Chelsea. The regression-to-the-mean categories above indeed smile on them a bit, and after a shaky start their form improved in the weeks prior to international break No. 193, as more of their key players approached full fitness.
Chelsea’s past four matches since a 0-0 draw at Manchester United: a 4-0 win at Krasnodar, 3-0 home wins over Burnley and Rennes, and a 4-1 win over Sheffield United. They’re only three points off of the top of the table.
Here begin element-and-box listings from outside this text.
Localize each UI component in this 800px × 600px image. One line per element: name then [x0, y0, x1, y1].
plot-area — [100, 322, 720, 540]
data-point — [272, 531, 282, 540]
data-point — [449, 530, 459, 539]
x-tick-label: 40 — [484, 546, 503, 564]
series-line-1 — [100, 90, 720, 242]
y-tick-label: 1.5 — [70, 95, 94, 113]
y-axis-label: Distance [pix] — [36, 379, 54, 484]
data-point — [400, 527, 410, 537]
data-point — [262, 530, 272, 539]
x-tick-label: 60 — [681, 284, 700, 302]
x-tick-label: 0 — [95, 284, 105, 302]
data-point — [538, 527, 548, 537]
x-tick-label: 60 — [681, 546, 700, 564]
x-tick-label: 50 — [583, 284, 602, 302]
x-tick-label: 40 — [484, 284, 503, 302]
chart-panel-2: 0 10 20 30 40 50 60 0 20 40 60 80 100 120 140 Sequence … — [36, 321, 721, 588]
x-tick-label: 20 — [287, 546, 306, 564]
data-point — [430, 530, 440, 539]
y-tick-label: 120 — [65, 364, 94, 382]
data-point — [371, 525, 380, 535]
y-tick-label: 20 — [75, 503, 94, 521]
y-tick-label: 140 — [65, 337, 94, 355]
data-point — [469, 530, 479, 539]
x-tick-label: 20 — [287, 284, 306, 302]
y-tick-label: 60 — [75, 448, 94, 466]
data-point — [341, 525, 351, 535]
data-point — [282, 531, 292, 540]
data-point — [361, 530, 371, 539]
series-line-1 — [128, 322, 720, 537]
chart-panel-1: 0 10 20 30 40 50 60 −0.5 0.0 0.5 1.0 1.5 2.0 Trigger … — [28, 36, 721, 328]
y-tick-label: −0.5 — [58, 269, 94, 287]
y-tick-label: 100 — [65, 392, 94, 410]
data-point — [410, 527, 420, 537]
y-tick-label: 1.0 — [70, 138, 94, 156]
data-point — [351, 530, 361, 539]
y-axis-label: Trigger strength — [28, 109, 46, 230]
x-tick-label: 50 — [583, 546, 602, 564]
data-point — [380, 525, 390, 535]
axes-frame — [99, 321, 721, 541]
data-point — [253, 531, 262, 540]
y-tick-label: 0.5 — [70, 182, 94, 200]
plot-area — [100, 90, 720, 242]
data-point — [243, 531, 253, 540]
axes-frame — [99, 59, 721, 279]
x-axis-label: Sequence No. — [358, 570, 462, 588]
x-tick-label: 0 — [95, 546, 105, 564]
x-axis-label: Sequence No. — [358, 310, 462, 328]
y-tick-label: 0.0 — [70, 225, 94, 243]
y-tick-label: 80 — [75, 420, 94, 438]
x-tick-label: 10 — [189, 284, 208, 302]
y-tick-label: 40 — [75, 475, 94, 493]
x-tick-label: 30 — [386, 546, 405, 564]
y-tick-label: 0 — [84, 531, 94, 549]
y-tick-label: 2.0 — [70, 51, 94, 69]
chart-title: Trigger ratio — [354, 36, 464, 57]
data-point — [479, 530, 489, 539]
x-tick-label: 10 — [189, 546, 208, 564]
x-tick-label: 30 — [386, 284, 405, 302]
New additions Timo Werner (five goals, one assist) and Hakim Ziyech (two goals, three assists, nine chances created) and Ben Chilwell (one goal, three chances) shined in this stretch, too, and they get Newcastle United and reeling Leeds and Everton among their next four league matches. We could be talking about them as leaders soon.
The ESPN FC pundits gauge Jose Mourinho’s success so far at Tottenham.
Leicester City. We should probably acknowledge the leaders, yeah? Leicester were one of the stories of the early season last year, holding onto second place into January before fading and barely missing the Champions League. Well, this year the Foxes are four points ahead of last year’s pace through eight matches, and they’ve reinvented themselves a bit in the absence of vital defensive midfielder Wilfred Ndidi.
Manager Brendan Rodgers has eased significantly off when it comes to defensive pressure and is slowing the tempo down, but Leicester are still winning at a high level. They are finishing fewer possessions in the attacking third than their opponents, which will likely cause regression at some point, but when Ndidi returns Rodgers might open things up more, too.
Tottenham Hotspur. Spurs might have the most complete statistical profile at the moment. They are third in goals scored per match, second in goals allowed, tied for second in goal differential, second in xG differential and first in first-60-minutes goal differential. Regression factors don’t hoist up any massive red flags, either.
Spurs have been glitchy at times, needing late goals to get by Burnley and West Brom along with a shocking loss to Royal Antwerp in the Europa League, but they have been as stable as anyone, and we haven’t yet seen the full effects of late-transfer-window acquisitions like Gareth Bale or Carlos Vinicius. In the preseason I considered them, at worst, a serious contender for a Champions League bid, and at the moment they might have a legit case for a run at a bigger prize.